The Columbus Dispatch Series
There’s a second article in the Columbus Dispatch today: Poll: Some don’t link ‘burbs, city.
I believe the polls results went something like this…
“59% - go to “downtown” to eat out.
57% - for cultural activities
45% - shopping
44% - fireworks, festivals, parades
40% - sporting events
39% - concerts
38% - work
3% - other
2% - live there
10% - never go there”
Me? Cultural activities, fireworks, festivals and parades… I am surprised trying to remember the last time I went to a downtown Columbus restaurant… I live up near the north outer-belt, north of 270, south of Polaris.
The poll also asked the 401 Central Ohio residents polled whether they saw themselves moving downtown … between “not very likely” and not “not at all likely at all” were a combined 82%.
The third question in the poll was about living in the city of Columbus, not about living in downtown Columbus.
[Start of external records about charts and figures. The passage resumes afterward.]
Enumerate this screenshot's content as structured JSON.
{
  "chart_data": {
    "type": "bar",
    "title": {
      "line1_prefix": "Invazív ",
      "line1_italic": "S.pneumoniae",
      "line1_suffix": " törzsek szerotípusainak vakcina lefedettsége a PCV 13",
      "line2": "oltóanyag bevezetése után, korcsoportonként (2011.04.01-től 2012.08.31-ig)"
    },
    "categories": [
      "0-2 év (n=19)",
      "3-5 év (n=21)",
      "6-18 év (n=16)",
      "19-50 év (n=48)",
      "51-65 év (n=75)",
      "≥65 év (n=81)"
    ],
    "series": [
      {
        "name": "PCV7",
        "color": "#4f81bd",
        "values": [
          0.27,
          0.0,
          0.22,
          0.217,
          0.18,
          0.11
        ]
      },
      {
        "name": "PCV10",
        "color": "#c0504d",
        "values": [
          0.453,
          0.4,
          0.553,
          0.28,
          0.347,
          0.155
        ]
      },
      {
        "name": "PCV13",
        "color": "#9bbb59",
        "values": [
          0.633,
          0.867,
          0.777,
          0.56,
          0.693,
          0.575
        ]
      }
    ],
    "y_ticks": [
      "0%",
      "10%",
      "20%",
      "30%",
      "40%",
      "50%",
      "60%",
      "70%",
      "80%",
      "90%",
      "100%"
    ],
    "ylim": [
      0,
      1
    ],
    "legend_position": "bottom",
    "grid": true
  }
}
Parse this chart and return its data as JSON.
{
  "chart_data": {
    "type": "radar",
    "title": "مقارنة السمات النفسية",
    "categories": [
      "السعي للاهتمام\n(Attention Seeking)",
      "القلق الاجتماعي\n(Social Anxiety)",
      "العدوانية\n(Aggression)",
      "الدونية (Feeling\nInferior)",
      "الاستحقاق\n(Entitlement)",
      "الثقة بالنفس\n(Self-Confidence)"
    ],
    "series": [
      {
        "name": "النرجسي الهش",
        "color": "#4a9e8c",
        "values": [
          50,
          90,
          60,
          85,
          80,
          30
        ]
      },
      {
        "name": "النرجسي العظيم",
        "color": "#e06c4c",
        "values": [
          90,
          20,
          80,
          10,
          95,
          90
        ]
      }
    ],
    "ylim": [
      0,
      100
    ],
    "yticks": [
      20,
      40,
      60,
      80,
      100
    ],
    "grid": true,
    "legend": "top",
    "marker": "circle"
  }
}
It was about living in the city of Columbus. The polled residents seem to agree over all with Teri Lussier in Dayton.
The overall question of the poll was whether the success of the suburbs is linked to the city and not everyone polled is convinced. It seems although the experts interiewed see the connection not all of us do. Or not all of the sample who were polled did.
I was surprised there was not something in today’s paper supporting a light rail system… All week I kept thinking “that’s what this series is all about.” Trains.